I colossi di internet fanno fronte comune con Apple nella scelta di non permettere all’FBI l’accesso all’iPhone dell’attentatore.

 

Sundar Pichai, AD di Google, ha affermato il suo appoggio alla decisione di Apple di non rispettare l’ordine del giudice, che ha chiesto all’azienda di Cupertino assistenza per ricavare informazioni importanti dall’iPhone di Syed Rizwan, uno dei due terroristi coinvolti nella sparatoria avvenuta lo scorso 2 dicembre in California.

 

Pichai, pur riconoscendo come “le forze dell’ordine e le agenzie di intelligence debbano affrontare importanti sfide nel proteggere la cittadinanza dal crimine e dal terrorismo”, è dell’idea che richiedere alle società di scardinare i codici di sicurezza dei cellulari per permettere all’FBI di visionare i dati costituirebbe un precedente molto pericoloso.

 

Come anticipato, però, Pichai non è l’unico. A Tim Cook è arrivato anche il supporto di Jan Koum, CEO di Whatsapp, il quale afferma come “la nostra libertà sia a forte rischio e si debba impedire la creazione di un precedente del genere”. Nella notte si  è poi registrato anche l’appoggio dei vertici di Facebook e Twitter.

 

 

Apple: privacy o mossa di mercato?

 

Riprendiamo un secondo la questione, ripartendo dall’ordine del giudice federale Sheri Pym: nel fascicolo il magistrato ha incluso l’obbligo per Apple di eludere il codice di protezione del cellulare e quello di cancellazione automatica dei dati, per permettere agli investigatori di provare illimitatamente ad inserire il codice di sblocco.

 

Da qui la reazione di Tim Cook, che ha motivato così la sua scelta:

“La decisione di opporci a questo ordine non è qualcosa che prendiamo alla leggera. Riteniamo di dover far sentire la nostra voce di fronte a ciò che vediamo come un eccesso da parte del governo Usa”

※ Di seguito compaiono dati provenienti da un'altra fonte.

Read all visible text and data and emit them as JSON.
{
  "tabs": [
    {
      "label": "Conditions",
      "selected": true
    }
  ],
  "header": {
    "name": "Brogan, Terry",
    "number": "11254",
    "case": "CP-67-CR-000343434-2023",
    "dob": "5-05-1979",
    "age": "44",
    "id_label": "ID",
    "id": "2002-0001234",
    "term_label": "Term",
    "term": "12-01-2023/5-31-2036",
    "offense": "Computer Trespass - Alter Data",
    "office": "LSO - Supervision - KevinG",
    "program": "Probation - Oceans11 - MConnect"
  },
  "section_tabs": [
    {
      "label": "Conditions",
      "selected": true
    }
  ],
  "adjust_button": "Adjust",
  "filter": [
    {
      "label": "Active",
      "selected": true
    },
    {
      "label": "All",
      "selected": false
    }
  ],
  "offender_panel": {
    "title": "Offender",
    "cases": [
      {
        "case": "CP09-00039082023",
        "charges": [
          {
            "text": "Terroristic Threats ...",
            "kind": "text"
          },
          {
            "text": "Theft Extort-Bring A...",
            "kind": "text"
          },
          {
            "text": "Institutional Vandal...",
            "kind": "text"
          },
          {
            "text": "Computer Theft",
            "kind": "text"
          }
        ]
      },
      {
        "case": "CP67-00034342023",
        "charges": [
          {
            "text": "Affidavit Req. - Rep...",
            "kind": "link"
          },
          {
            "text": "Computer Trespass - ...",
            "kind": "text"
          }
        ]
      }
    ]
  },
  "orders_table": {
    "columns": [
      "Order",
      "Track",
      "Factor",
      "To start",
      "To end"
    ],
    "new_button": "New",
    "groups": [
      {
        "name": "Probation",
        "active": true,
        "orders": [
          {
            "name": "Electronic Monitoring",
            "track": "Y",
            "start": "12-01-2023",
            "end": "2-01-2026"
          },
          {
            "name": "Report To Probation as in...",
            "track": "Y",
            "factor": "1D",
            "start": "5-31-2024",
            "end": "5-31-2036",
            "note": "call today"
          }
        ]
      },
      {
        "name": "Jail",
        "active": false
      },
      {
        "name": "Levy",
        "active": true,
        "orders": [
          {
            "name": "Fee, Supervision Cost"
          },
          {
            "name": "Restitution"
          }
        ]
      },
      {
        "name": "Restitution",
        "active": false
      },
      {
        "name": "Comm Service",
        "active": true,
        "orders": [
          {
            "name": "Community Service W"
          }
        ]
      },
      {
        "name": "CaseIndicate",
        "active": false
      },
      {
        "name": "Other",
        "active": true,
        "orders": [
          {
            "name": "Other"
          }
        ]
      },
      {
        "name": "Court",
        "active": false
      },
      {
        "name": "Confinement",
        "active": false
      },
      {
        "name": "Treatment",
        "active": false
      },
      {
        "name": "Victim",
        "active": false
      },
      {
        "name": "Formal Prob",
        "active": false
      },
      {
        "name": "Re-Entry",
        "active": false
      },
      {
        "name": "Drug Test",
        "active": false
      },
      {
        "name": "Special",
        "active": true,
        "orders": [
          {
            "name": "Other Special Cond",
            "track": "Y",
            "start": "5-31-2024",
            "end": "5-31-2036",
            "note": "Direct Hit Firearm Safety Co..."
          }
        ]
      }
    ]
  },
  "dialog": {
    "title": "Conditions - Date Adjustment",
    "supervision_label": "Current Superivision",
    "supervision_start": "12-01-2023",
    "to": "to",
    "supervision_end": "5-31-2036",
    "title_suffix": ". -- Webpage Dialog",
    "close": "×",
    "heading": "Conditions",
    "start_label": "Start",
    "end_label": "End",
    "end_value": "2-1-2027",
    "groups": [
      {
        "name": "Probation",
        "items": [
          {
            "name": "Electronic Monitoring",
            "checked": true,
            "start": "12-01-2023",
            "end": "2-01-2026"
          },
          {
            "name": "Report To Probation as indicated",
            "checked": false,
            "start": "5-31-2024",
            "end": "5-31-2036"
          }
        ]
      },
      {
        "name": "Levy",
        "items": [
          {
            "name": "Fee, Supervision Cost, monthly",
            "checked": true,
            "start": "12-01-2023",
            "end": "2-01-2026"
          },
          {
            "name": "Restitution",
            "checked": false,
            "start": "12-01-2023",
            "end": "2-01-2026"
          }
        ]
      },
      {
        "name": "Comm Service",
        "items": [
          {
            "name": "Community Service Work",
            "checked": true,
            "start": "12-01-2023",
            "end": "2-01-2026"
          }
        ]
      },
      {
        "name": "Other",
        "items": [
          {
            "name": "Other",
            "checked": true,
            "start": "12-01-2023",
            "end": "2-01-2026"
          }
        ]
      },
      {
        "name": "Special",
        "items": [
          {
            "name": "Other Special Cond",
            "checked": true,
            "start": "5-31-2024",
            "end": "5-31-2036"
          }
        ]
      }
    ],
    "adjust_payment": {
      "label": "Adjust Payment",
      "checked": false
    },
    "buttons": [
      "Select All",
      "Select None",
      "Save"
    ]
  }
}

Apple ha comunque chiesto qualche giorno per rispondere all’ingiunzione del tribunale. Il giudice federale ha così concesso a Tim Cook e soci altri tre giorni per presentare le motivazioni dell’opposizione al provvedimento.

 

In un momento come questo in cui la privacy digitale sta facendo parecchio discutere, la presa di posizione a favore della privacy di Tim Cook potrebbe trasformarsi in un’ottima pubblicità per Apple, che potrà così riscattarsi dalle accuse di essere una risorsa del sistema Prism svelato da Edward Snowden.